I'm a molecular biologist (which means a biologist who works with DNA) by training, and everything I do every day, all the research I have ever done, is dependent upon that discovery, back in 1953, by Watson, Crick, Wilkins and Franklin. The landmark paper describing the discovery didn't credit Dr. Franklin though. Watson and Crick subsequently admitted that her data had been critical to the discovery. She didn't get the Nobel Prize, because she died before it was awarded, so it went only to Dr's Watson, Crick and Wilkins. The story has been beautifully told in the move "the double helix" with Juliet Stevenson playing Dr. Franklin to Jeff Goldblum's Dr. Watson, and controversy still smolders over who knew what and when. Anyone who works in a lab can appreciate the complexities of discovery and authorship, but it seems pretty clear that the institutional sexism of the time and the quest for personal glory by the other protagonists in the story dealt Dr. Franklin a poor deal.

It was thanks to women like Dr. Franklin, who succeeded against all odds to make a career in science, that the way forward has been a little easier for the rest of us. How hard must it have been for her? She was labeled as prickly and difficult.  I can't imagine how she could have possibly succeeded without being anything other than rather bolshy, given that it is highly probable she was surrounded by egotistical misogynists.

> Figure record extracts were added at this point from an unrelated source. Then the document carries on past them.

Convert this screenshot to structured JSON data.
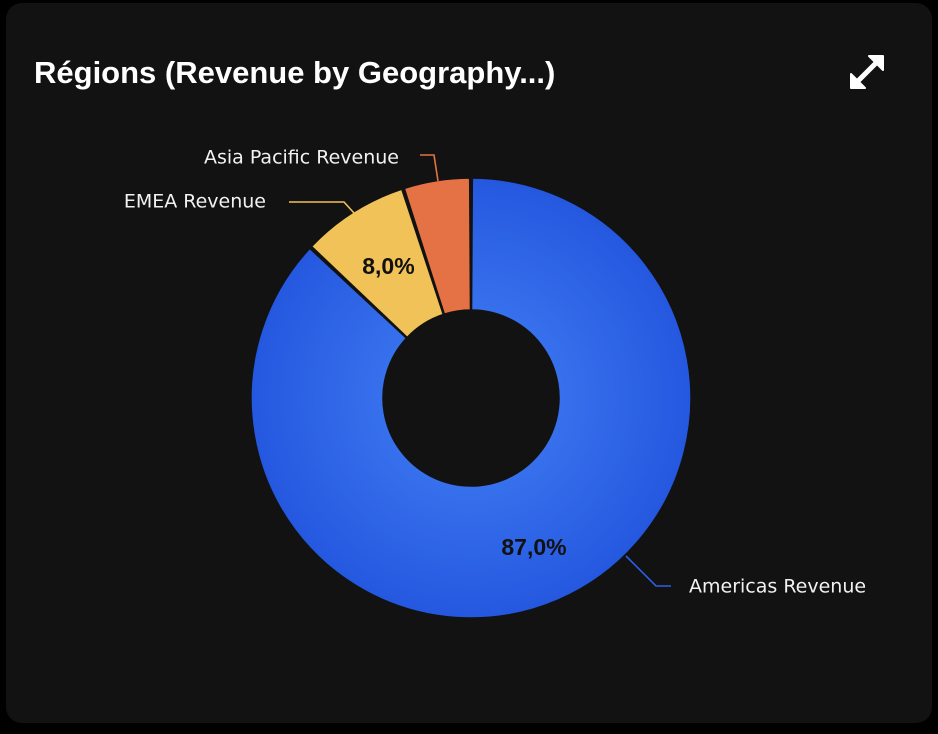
{
  "card": {
    "title": "Régions (Revenue by Geography...)"
  },
  "icons": {
    "expand": "expand-arrows-icon"
  },
  "chart_data": {
    "type": "pie",
    "variant": "donut",
    "title": "Régions (Revenue by Geography...)",
    "categories": [
      "Americas Revenue",
      "EMEA Revenue",
      "Asia Pacific Revenue"
    ],
    "values": [
      87.0,
      8.0,
      5.0
    ],
    "display_labels": [
      "87,0%",
      "8,0%",
      ""
    ],
    "colors": [
      "#2a5fe6",
      "#f0c257",
      "#e57244"
    ],
    "legend": "outside-labels-with-leaders"
  }
}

I feel angry for her but also grateful to her. There is a bitter irony in her early death from ovarian cancer at 37 (two years younger than I am now). It isn't known, but one could speculate that she may have carried a DNA mutation in one of the BRCA genes, known to cause breast and ovarian cancer.  Thanks to the discovery of DNA, and the subsequent the gene sequencing efforts by the next generations of scientists, women can now be screened for this DNA mutation and some can avoid this deadly disease.

I also wanted to use my post to call out Nancy Hopkins of MIT, a prolific developmental biologist, who found herself forced into an activist position when jostling for lab space with her male colleagues at MIT. She chaired a committee investigating unconscious gender bias which prompted a broader examination of gender equity in science, back in the late 1990's.

She came to speak at UCSF about her experiences fighting for gender equity when I was a postdoc there, and I remember her remarks to the audience. She said that her talk at UCSF was the first time she had drawn an audience composed equally of men and women, and it was the first time someone as senior as the (male) Vice Dean of the University had introduced her. UCSF was a wonderful place to be a woman in science, which may be why last year the institution was honored with a Nobel prize to Elizabeth Blackburn, another phenomenal woman scientist.

If it isn't too late, and you have a post you would like to share, please go and add it over at the site, or just pop over and learn something about some pretty cool women.